Critique : Les Arrivants
Il y a dans Les arrivants ce terrible constat que rencontre tôt ou tard toute personne un peu impliquée dans son travail : nous ne sommes que des êtres humains, par des super-héros, et il est impossible de repousser éternellement nos limites. Et en prendre conscience est d'autant plus terrible lorsque son occupation consiste au quotidien à aider des gens, les protéger des attaques extérieures, les empêcher de s'enfoncer dans la misère et la précarité. Bienvenue dans les bureaux de la Coordination pour l'Accueil des Familles Demandeuses d'Asile, CAFDA pour les intimes, où une poignée d'hommes et de femmes - surtout de femmes - luttent âprement et quotidiennement pour s'assurer que des familles étrangères arrivées en France par inconscience ou par nécessité soit accueillies le mieux possibles et trouvent dans cette France rêvée le semblant de terre d'asile qu'elles sont venues chercher.

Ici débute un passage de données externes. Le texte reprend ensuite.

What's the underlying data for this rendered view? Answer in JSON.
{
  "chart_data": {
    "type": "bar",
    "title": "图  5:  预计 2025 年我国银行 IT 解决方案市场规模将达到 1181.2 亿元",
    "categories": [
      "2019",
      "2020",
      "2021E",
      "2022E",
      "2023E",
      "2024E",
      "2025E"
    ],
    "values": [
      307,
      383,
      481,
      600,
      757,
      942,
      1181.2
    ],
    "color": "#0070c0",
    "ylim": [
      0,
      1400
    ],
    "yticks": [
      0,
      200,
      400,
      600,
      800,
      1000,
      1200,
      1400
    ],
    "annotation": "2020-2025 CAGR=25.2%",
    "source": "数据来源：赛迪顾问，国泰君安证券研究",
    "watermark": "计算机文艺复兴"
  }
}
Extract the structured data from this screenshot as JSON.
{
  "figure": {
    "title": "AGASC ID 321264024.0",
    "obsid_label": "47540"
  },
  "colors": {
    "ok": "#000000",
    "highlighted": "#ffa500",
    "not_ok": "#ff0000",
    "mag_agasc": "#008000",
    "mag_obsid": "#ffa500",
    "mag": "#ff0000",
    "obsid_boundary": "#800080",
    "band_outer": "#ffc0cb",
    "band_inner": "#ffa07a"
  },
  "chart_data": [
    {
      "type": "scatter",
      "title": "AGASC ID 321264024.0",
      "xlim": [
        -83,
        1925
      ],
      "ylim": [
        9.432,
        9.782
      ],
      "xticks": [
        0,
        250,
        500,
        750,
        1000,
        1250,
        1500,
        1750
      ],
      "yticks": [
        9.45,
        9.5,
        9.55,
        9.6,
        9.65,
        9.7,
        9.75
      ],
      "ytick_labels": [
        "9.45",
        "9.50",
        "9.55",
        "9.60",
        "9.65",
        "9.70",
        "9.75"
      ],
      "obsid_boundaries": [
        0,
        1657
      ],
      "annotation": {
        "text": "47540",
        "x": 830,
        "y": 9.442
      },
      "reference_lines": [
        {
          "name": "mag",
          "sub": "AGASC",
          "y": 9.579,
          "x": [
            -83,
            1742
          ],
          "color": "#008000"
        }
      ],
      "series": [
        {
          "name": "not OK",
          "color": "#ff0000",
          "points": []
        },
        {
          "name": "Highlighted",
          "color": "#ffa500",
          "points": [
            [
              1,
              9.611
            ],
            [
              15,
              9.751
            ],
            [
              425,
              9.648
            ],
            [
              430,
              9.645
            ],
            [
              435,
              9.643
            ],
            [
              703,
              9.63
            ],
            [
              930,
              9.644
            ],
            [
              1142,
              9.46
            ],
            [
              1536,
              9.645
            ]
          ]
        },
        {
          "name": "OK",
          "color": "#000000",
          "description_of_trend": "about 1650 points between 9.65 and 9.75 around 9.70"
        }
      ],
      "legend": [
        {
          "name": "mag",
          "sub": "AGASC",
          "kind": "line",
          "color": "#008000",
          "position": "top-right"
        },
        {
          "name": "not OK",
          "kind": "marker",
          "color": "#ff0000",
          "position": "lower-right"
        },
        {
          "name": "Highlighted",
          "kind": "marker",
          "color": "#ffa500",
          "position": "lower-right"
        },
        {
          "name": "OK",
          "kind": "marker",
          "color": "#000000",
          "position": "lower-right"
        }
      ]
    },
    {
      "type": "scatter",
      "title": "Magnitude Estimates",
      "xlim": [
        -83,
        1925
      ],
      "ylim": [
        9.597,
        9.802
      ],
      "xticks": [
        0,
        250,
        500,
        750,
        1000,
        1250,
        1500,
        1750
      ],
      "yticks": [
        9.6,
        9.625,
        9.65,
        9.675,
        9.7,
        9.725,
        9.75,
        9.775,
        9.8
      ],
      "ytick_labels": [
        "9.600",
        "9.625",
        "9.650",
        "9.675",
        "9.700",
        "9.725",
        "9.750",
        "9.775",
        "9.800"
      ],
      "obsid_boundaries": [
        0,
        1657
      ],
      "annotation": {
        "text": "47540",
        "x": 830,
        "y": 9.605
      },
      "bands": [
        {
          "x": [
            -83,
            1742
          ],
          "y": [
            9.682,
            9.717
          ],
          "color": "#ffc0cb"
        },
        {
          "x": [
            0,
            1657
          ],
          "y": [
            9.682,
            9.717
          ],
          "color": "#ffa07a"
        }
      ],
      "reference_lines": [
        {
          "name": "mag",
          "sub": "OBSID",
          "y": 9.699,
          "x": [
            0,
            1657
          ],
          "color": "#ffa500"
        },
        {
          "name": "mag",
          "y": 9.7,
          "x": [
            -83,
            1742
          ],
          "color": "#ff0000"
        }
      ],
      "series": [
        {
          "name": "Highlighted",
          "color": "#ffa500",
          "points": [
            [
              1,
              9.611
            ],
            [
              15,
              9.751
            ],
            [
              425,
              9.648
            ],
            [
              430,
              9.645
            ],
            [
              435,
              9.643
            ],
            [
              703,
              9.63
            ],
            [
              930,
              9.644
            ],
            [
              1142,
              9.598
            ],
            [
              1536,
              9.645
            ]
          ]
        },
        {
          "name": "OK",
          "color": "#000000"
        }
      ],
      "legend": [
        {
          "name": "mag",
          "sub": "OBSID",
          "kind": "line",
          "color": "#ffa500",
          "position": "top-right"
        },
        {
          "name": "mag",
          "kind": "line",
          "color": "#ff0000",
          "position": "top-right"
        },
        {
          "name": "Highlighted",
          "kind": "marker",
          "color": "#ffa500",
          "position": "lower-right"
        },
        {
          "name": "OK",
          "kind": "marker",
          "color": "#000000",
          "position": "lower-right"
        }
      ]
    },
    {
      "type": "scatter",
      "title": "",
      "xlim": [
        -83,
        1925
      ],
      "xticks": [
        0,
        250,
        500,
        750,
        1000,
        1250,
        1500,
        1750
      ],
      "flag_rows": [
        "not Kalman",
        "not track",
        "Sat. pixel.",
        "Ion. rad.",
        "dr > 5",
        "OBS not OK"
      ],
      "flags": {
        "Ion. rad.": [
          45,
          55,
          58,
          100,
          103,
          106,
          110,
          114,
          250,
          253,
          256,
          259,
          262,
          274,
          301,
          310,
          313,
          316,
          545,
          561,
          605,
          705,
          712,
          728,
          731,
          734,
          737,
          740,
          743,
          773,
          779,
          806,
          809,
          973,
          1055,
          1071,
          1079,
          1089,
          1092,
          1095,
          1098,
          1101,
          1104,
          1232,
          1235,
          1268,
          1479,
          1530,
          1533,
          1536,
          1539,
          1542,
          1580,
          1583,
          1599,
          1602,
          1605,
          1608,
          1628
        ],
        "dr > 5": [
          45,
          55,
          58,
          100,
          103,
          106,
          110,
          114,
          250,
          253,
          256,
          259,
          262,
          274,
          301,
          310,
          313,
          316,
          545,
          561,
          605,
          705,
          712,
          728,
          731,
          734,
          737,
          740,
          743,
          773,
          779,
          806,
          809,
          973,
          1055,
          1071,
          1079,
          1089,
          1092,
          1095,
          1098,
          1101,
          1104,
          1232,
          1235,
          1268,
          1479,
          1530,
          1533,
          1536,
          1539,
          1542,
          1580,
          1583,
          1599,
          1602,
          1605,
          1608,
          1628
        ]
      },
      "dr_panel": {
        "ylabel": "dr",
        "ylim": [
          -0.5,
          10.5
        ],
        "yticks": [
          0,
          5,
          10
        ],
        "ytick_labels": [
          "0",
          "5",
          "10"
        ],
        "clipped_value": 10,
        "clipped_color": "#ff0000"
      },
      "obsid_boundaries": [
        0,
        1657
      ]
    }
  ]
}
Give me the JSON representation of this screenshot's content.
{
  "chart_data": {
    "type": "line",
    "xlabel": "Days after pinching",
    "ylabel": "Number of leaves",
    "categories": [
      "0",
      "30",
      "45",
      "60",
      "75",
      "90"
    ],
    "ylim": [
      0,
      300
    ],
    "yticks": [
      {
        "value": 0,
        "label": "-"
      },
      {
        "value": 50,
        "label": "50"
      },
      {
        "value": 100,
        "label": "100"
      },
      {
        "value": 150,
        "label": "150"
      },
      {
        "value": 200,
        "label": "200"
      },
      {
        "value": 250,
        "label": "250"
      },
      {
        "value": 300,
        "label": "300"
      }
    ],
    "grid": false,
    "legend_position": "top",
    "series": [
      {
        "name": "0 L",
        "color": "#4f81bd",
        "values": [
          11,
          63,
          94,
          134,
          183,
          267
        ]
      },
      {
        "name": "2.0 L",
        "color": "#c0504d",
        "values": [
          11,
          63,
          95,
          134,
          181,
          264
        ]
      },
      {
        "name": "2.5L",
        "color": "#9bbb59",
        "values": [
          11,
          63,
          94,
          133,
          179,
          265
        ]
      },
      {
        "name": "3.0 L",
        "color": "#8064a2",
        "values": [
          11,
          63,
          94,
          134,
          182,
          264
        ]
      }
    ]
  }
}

Le documentaire de Claudine Borries & Patrice Chagnard s'intéresse autant aux arrivants du titre qu'à celles qui sont chargées de les réceptionner le mieux possible tout en leur faisant comprendre que l'hexagone n'est pas le pays des Bisounours, prêt à accueillir toute la misère du monde sans demander de contrepartie ou de signal sincère de détresse.
Les arrivants suit principalement
deux femmes qui font le même métier mais s'en acquittent différemment.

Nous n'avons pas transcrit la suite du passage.